Mit neuen Erkenntnissen und nicht mehr zwischen den Hotelanlagen werden die Werderaner ab morgen wieder in Bremen trainieren.
Profis
Donnerstag, 12.01.2012 // 09:42 Uhr

Wenn die Werder-Profis am heutigen Donnerstagnachmittag die Heimreise nach Bremen antreten, dann wird sich die Hierarchie im Team etwas verändert haben. Die Jungen haben aufgeholt, die Rückkehrer haben sich wieder eingefunden, der Konkurrenzkampf ist wieder heißer geworden.

„Trainingslager bieten immer die Chance, sich mehr in den Vordergrund zu spielen, und die haben sicher einige genutzt", freut sich Klaus Allofs und sieht auf den Außenverteidiger-Positionen und im Sturm neue Alternativen. „Egal ob Thy, Füllkrug, Boenisch oder Hartherz - wir haben jetzt wieder ein paar Möglichkeiten mehr, das sollte aber erst ein Anfang sein, wir brauchen den Konkurrenzkampf auf allen Positionen."
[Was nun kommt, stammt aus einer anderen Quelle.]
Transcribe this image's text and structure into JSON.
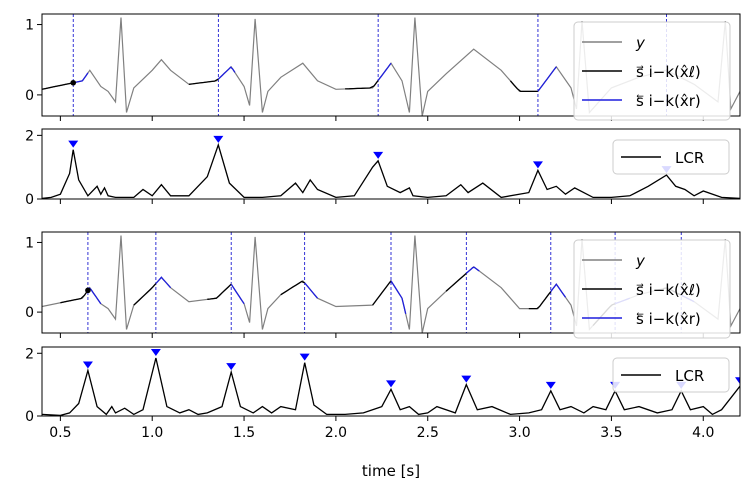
{
  "figure": {
    "xlabel": "time [s]"
  },
  "chart_data": [
    {
      "type": "line",
      "panel": "signal-1",
      "xlim": [
        0.4,
        4.2
      ],
      "ylim": [
        -0.3,
        1.15
      ],
      "yticks": [
        0,
        1
      ],
      "xticks": [
        0.5,
        1.0,
        1.5,
        2.0,
        2.5,
        3.0,
        3.5,
        4.0
      ],
      "xtick_labels_visible": false,
      "grid": false,
      "legend_position": "top-right",
      "legend": [
        {
          "label": "y",
          "color": "#808080"
        },
        {
          "label": "s⃗ i−k(x̂ℓ)",
          "color": "#000000"
        },
        {
          "label": "s⃖ i−k(x̂r)",
          "color": "#1f1fdd"
        }
      ],
      "markers_x": [
        0.57,
        1.36,
        2.23,
        3.1,
        3.8
      ],
      "segments_black": [
        [
          0.4,
          0.57
        ],
        [
          1.2,
          1.36
        ],
        [
          2.05,
          2.23
        ],
        [
          2.95,
          3.1
        ]
      ],
      "segments_blue": [
        [
          0.57,
          0.65
        ],
        [
          1.36,
          1.45
        ],
        [
          2.23,
          2.3
        ],
        [
          3.1,
          3.2
        ]
      ],
      "series": [
        {
          "name": "y",
          "x": [
            0.4,
            0.62,
            0.66,
            0.72,
            0.76,
            0.8,
            0.83,
            0.86,
            0.9,
            1.0,
            1.05,
            1.1,
            1.2,
            1.35,
            1.43,
            1.5,
            1.53,
            1.56,
            1.6,
            1.63,
            1.7,
            1.82,
            1.9,
            2.0,
            2.2,
            2.3,
            2.36,
            2.4,
            2.43,
            2.47,
            2.5,
            2.6,
            2.75,
            2.9,
            3.0,
            3.1,
            3.2,
            3.28,
            3.31,
            3.34,
            3.38,
            3.5,
            3.65,
            3.8,
            3.95,
            4.08,
            4.12,
            4.15,
            4.2
          ],
          "y": [
            0.08,
            0.2,
            0.35,
            0.12,
            0.05,
            -0.1,
            1.1,
            -0.25,
            0.1,
            0.35,
            0.5,
            0.35,
            0.15,
            0.2,
            0.4,
            0.12,
            -0.15,
            1.08,
            -0.25,
            0.05,
            0.25,
            0.45,
            0.2,
            0.08,
            0.1,
            0.45,
            0.2,
            -0.25,
            1.1,
            -0.3,
            0.05,
            0.3,
            0.65,
            0.35,
            0.05,
            0.05,
            0.4,
            0.1,
            -0.2,
            1.05,
            -0.25,
            0.1,
            0.25,
            0.35,
            0.15,
            -0.1,
            1.05,
            -0.2,
            0.05
          ]
        }
      ]
    },
    {
      "type": "line",
      "panel": "lcr-1",
      "xlim": [
        0.4,
        4.2
      ],
      "ylim": [
        0,
        2.2
      ],
      "yticks": [
        0,
        2
      ],
      "xticks": [
        0.5,
        1.0,
        1.5,
        2.0,
        2.5,
        3.0,
        3.5,
        4.0
      ],
      "xtick_labels_visible": false,
      "legend_position": "top-right",
      "legend": [
        {
          "label": "LCR",
          "color": "#000000"
        }
      ],
      "peak_markers": [
        {
          "x": 0.57,
          "y": 1.55
        },
        {
          "x": 1.36,
          "y": 1.7
        },
        {
          "x": 2.23,
          "y": 1.2
        },
        {
          "x": 3.1,
          "y": 0.9
        },
        {
          "x": 3.8,
          "y": 0.75
        }
      ],
      "series": [
        {
          "name": "LCR",
          "x": [
            0.4,
            0.45,
            0.5,
            0.55,
            0.57,
            0.6,
            0.65,
            0.7,
            0.72,
            0.74,
            0.76,
            0.8,
            0.9,
            0.95,
            1.0,
            1.05,
            1.1,
            1.2,
            1.3,
            1.36,
            1.42,
            1.5,
            1.6,
            1.7,
            1.78,
            1.82,
            1.86,
            1.9,
            2.0,
            2.1,
            2.2,
            2.23,
            2.28,
            2.35,
            2.4,
            2.42,
            2.5,
            2.6,
            2.68,
            2.72,
            2.8,
            2.9,
            3.05,
            3.1,
            3.15,
            3.2,
            3.25,
            3.3,
            3.4,
            3.5,
            3.6,
            3.7,
            3.8,
            3.85,
            3.9,
            3.95,
            4.0,
            4.1,
            4.2
          ],
          "y": [
            0.02,
            0.05,
            0.15,
            0.8,
            1.55,
            0.6,
            0.1,
            0.4,
            0.15,
            0.35,
            0.1,
            0.05,
            0.05,
            0.3,
            0.1,
            0.45,
            0.1,
            0.1,
            0.7,
            1.7,
            0.5,
            0.05,
            0.05,
            0.1,
            0.5,
            0.2,
            0.6,
            0.3,
            0.05,
            0.1,
            1.0,
            1.2,
            0.4,
            0.2,
            0.35,
            0.1,
            0.05,
            0.1,
            0.45,
            0.2,
            0.5,
            0.05,
            0.2,
            0.9,
            0.3,
            0.4,
            0.15,
            0.35,
            0.05,
            0.05,
            0.1,
            0.4,
            0.75,
            0.4,
            0.3,
            0.1,
            0.25,
            0.05,
            0.02
          ]
        }
      ]
    },
    {
      "type": "line",
      "panel": "signal-2",
      "xlim": [
        0.4,
        4.2
      ],
      "ylim": [
        -0.3,
        1.15
      ],
      "yticks": [
        0,
        1
      ],
      "xticks": [
        0.5,
        1.0,
        1.5,
        2.0,
        2.5,
        3.0,
        3.5,
        4.0
      ],
      "xtick_labels_visible": false,
      "grid": false,
      "legend_position": "top-right",
      "legend": [
        {
          "label": "y",
          "color": "#808080"
        },
        {
          "label": "s⃗ i−k(x̂ℓ)",
          "color": "#000000"
        },
        {
          "label": "s⃖ i−k(x̂r)",
          "color": "#1f1fdd"
        }
      ],
      "markers_x": [
        0.65,
        1.02,
        1.43,
        1.83,
        2.3,
        2.71,
        3.17,
        3.52,
        3.88,
        4.2
      ],
      "segments_black": [
        [
          0.5,
          0.65
        ],
        [
          0.9,
          1.02
        ],
        [
          1.3,
          1.43
        ],
        [
          1.7,
          1.83
        ],
        [
          2.2,
          2.3
        ],
        [
          2.6,
          2.71
        ],
        [
          3.05,
          3.17
        ],
        [
          3.4,
          3.52
        ],
        [
          3.78,
          3.88
        ]
      ],
      "segments_blue": [
        [
          0.65,
          0.72
        ],
        [
          1.02,
          1.1
        ],
        [
          1.43,
          1.5
        ],
        [
          1.83,
          1.9
        ],
        [
          2.3,
          2.38
        ],
        [
          2.71,
          2.78
        ],
        [
          3.17,
          3.25
        ],
        [
          3.52,
          3.6
        ],
        [
          3.88,
          3.95
        ]
      ],
      "series": [
        {
          "name": "y",
          "x": [
            0.4,
            0.62,
            0.66,
            0.72,
            0.76,
            0.8,
            0.83,
            0.86,
            0.9,
            1.0,
            1.05,
            1.1,
            1.2,
            1.35,
            1.43,
            1.5,
            1.53,
            1.56,
            1.6,
            1.63,
            1.7,
            1.82,
            1.9,
            2.0,
            2.2,
            2.3,
            2.36,
            2.4,
            2.43,
            2.47,
            2.5,
            2.6,
            2.75,
            2.9,
            3.0,
            3.1,
            3.2,
            3.28,
            3.31,
            3.34,
            3.38,
            3.5,
            3.65,
            3.8,
            3.95,
            4.08,
            4.12,
            4.15,
            4.2
          ],
          "y": [
            0.08,
            0.2,
            0.35,
            0.12,
            0.05,
            -0.1,
            1.1,
            -0.25,
            0.1,
            0.35,
            0.5,
            0.35,
            0.15,
            0.2,
            0.4,
            0.12,
            -0.15,
            1.08,
            -0.25,
            0.05,
            0.25,
            0.45,
            0.2,
            0.08,
            0.1,
            0.45,
            0.2,
            -0.25,
            1.1,
            -0.3,
            0.05,
            0.3,
            0.65,
            0.35,
            0.05,
            0.05,
            0.4,
            0.1,
            -0.2,
            1.05,
            -0.25,
            0.1,
            0.25,
            0.35,
            0.15,
            -0.1,
            1.05,
            -0.2,
            0.05
          ]
        }
      ]
    },
    {
      "type": "line",
      "panel": "lcr-2",
      "xlim": [
        0.4,
        4.2
      ],
      "ylim": [
        0,
        2.2
      ],
      "yticks": [
        0,
        2
      ],
      "xticks": [
        0.5,
        1.0,
        1.5,
        2.0,
        2.5,
        3.0,
        3.5,
        4.0
      ],
      "xtick_labels": [
        "0.5",
        "1.0",
        "1.5",
        "2.0",
        "2.5",
        "3.0",
        "3.5",
        "4.0"
      ],
      "legend_position": "top-right",
      "legend": [
        {
          "label": "LCR",
          "color": "#000000"
        }
      ],
      "peak_markers": [
        {
          "x": 0.65,
          "y": 1.45
        },
        {
          "x": 1.02,
          "y": 1.85
        },
        {
          "x": 1.43,
          "y": 1.4
        },
        {
          "x": 1.83,
          "y": 1.7
        },
        {
          "x": 2.3,
          "y": 0.85
        },
        {
          "x": 2.71,
          "y": 1.0
        },
        {
          "x": 3.17,
          "y": 0.8
        },
        {
          "x": 3.52,
          "y": 0.8
        },
        {
          "x": 3.88,
          "y": 0.8
        },
        {
          "x": 4.2,
          "y": 0.95
        }
      ],
      "series": [
        {
          "name": "LCR",
          "x": [
            0.4,
            0.5,
            0.55,
            0.6,
            0.65,
            0.7,
            0.75,
            0.78,
            0.8,
            0.85,
            0.9,
            0.95,
            1.02,
            1.08,
            1.15,
            1.2,
            1.25,
            1.3,
            1.38,
            1.43,
            1.48,
            1.55,
            1.6,
            1.65,
            1.7,
            1.78,
            1.83,
            1.88,
            1.95,
            2.05,
            2.15,
            2.25,
            2.3,
            2.35,
            2.4,
            2.45,
            2.5,
            2.55,
            2.65,
            2.71,
            2.77,
            2.85,
            2.95,
            3.05,
            3.12,
            3.17,
            3.22,
            3.28,
            3.35,
            3.4,
            3.47,
            3.52,
            3.57,
            3.65,
            3.75,
            3.83,
            3.88,
            3.93,
            4.0,
            4.05,
            4.1,
            4.2
          ],
          "y": [
            0.05,
            0.02,
            0.1,
            0.4,
            1.45,
            0.3,
            0.05,
            0.3,
            0.1,
            0.25,
            0.05,
            0.2,
            1.85,
            0.3,
            0.1,
            0.2,
            0.05,
            0.1,
            0.3,
            1.4,
            0.3,
            0.1,
            0.3,
            0.1,
            0.3,
            0.2,
            1.7,
            0.35,
            0.05,
            0.05,
            0.1,
            0.3,
            0.85,
            0.2,
            0.3,
            0.05,
            0.1,
            0.3,
            0.1,
            1.0,
            0.2,
            0.3,
            0.05,
            0.1,
            0.2,
            0.8,
            0.2,
            0.3,
            0.1,
            0.3,
            0.2,
            0.8,
            0.2,
            0.3,
            0.1,
            0.2,
            0.8,
            0.2,
            0.3,
            0.05,
            0.2,
            0.95
          ]
        }
      ]
    }
  ]
}
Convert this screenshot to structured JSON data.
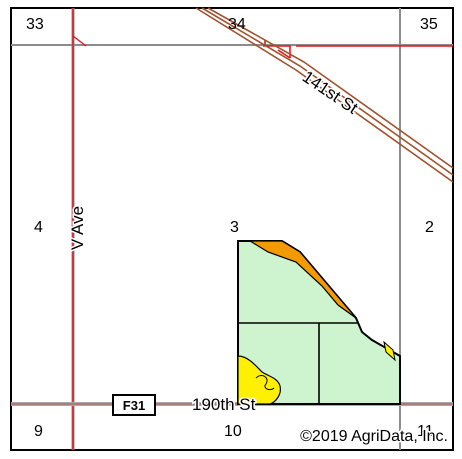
{
  "map": {
    "sections": {
      "s33": "33",
      "s34": "34",
      "s35": "35",
      "s4": "4",
      "s3": "3",
      "s2": "2",
      "s9": "9",
      "s10": "10",
      "s11": "11"
    },
    "roads": {
      "v_ave": "V Ave",
      "st_141": "141st St",
      "st_190": "190th St",
      "county_route": "F31"
    },
    "copyright": "©2019 AgriData, Inc.",
    "colors": {
      "background": "#ffffff",
      "frame": "#000000",
      "section_line": "#8c8c8c",
      "road_red": "#e8141e",
      "road_brown": "#a0522d",
      "field_green": "#cdf4cf",
      "soil_orange": "#f29a00",
      "soil_yellow": "#ffef00",
      "field_outline": "#000000"
    }
  }
}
Dieser Wettbewerb um die Stammplätze hat auch im Mittelfeld neue Impulse bekommen. Zu den Profiteuren der Tage von Belek gehören dort vor allem Mehmet Ekici und die große Überraschung Tom Trybull. Mit Freude stellte Werders sportliche Leitung fest, dass beide Neuzugänge aus dem Sommer immer mehr Fahrt aufnehmen. „Es ist wichtig zu sehen, dass die Mannschaft aus der Passivität herausfindet und mehr Aktivität zeigt, das gilt insbesondere für Memo", so Schaaf im Rückblick auf die Woche in der Türkei. „Er nimmt jetzt mehr selbst das Heft in die Hand. Seine Aktionen sind wesentlich effektiver", lobt der Bremer Coach, der auch Tom Trybull einen großen Schritt nach vorn bescheinigte (siehe (B)Logbuch 7).

Vor der Abreise nach Norddeutschland zog Schaaf aber auch Bilanz, was die Rahmenbedingungen des Trainingslagers in Belek betrifft. „Man muss schon sagen, dass das Wetter uns einen Strich durch die Rechnung gemacht hat. Ich hätte gern ein Testspiel mehr gemacht. Ich hoffe jetzt, dass wir in Bremen vernünftig weitertrainieren können, dass kein Schnee fällt. Aber das sieht momentan nicht so aus."